Pricing Transactions for Preconfirmation

umbnat92 · February 20, 2025, 5:59pm

Authors: BM. Robaglia, U. Natale and M. Moser.

Acknowledgements

This research has been supported by Chorus One.

Goal of this Research

The goal of this research is not only to propose a framework for pricing preconfirmations but also to initiate a constructive discussion within the Ethereum community. Given the evolving nature of preconfirmation mechanisms, there is currently no established approach to pricing, and various trade-offs must be considered. By sharing our methodology, results, and insights, we aim to contribute to an informed decision-making process, enabling node operators, builders, and researchers to collectively shape best practices for this emerging market.

TL;DR

This article provides a first perspective on preconfirmation pricing from a node operator’s perspective, defining inclusion preconfirmations as signed commitments by Ethereum block proposers to include a specific transaction in the next block they propose.

Why Does Preconfirmation Pricing Matter?

Revenue Opportunity: Properly priced preconfirmations can increase revenue for node operators and stakers.
Risk of Losses: A naive pricing approach can result in revenue losses, making informed strategies crucial.
Alternative Strategy: If pricing is not well understood, node operators may be better off not issuing preconfirmations or delegating pricing to a third party.

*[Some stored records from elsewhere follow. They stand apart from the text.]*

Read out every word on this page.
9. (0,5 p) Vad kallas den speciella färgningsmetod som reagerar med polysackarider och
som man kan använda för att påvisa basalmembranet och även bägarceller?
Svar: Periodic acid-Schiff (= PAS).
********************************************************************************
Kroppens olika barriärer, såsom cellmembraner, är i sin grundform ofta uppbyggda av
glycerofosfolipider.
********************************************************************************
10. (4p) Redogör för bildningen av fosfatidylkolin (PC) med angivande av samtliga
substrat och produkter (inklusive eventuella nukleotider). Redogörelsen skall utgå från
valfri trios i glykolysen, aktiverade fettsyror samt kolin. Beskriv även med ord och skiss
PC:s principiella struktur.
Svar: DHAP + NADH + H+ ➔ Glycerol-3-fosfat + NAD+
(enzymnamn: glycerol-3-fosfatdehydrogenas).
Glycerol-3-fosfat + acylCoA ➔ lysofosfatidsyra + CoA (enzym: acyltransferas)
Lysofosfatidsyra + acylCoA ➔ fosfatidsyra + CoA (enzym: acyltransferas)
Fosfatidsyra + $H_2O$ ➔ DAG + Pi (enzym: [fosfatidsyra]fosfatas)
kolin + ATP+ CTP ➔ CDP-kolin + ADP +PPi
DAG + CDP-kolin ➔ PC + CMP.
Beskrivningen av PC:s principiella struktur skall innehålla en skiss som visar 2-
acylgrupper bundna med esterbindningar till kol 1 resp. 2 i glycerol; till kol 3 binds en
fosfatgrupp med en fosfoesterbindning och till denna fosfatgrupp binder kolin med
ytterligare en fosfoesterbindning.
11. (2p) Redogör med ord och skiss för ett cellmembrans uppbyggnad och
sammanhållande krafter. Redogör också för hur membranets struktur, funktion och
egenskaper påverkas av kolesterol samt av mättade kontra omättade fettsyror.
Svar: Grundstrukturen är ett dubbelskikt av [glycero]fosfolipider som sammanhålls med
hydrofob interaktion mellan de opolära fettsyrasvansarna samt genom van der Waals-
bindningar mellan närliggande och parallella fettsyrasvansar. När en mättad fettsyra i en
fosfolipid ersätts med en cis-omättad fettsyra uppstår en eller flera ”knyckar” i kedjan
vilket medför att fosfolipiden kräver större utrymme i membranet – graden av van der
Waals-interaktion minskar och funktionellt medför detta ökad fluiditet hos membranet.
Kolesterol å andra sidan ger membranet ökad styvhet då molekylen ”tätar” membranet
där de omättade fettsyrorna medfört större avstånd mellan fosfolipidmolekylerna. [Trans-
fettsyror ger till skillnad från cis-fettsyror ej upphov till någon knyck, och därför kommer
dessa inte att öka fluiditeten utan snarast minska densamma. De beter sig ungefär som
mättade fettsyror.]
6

Methodology & Model Design - Transaction Selection: We categorise transactions based on their positioning in the block, showing that mid-block transactions are the most suitable for modeling preconfirmation pricing. - Prediction Approach: Instead of directly pricing preconfirmations (which lacks historical data and a structured framework), we predict a priority fee per gas (PF/GU) threshold, ensuring that preconfirmations are granted only when they compensate for inclusion risk. - Justification for this Approach: 1. Managing PF Volatility: Helps builders and proposers stabilise priority fee fluctuations. 2. Lack of Historical Data: Direct pricing is infeasible due to missing data for backtesting and unclear slashing policies. Models & Evaluation - We implement and test three different models for preconfirmation pricing: 1. Quantile Heuristic: Uses the GETH Suggest Price function as a threshold. 2. Linear Regression: Predicts PF/GU using a set of block and transaction features. 3. Random Forest: Captures non-linear relationships and complex dependencies in the data. - We highlight the most influential model features for predicting preconfirmations. - Dataset: Over 5 million historical transactions were used for training and evaluation. Results & Reproducibility - We present a detailed performance evaluation for each model. - To ensure transparency and further analysis, we provide: - An interactive dashboard with visualisations. - Full open-source code for reproducibility: GitHub Repository.

About Chorus One

Chorus One is one of the biggest institutional staking providers globally operating infrastructure for 60+ Proof-of-Stake networks including Ethereum, Cosmos, Solana, Avalanche, and Near amongst others. Since 2018, we have been at the forefront of the PoS industry and now offer easy enterprise-grade staking solutions, industry-leading research, and also invest in some of the most cutting-edge protocols through Chorus Ventures.

Parameter Assessment

In this section, we want to assess if the gas used is priced always in the same way within the block.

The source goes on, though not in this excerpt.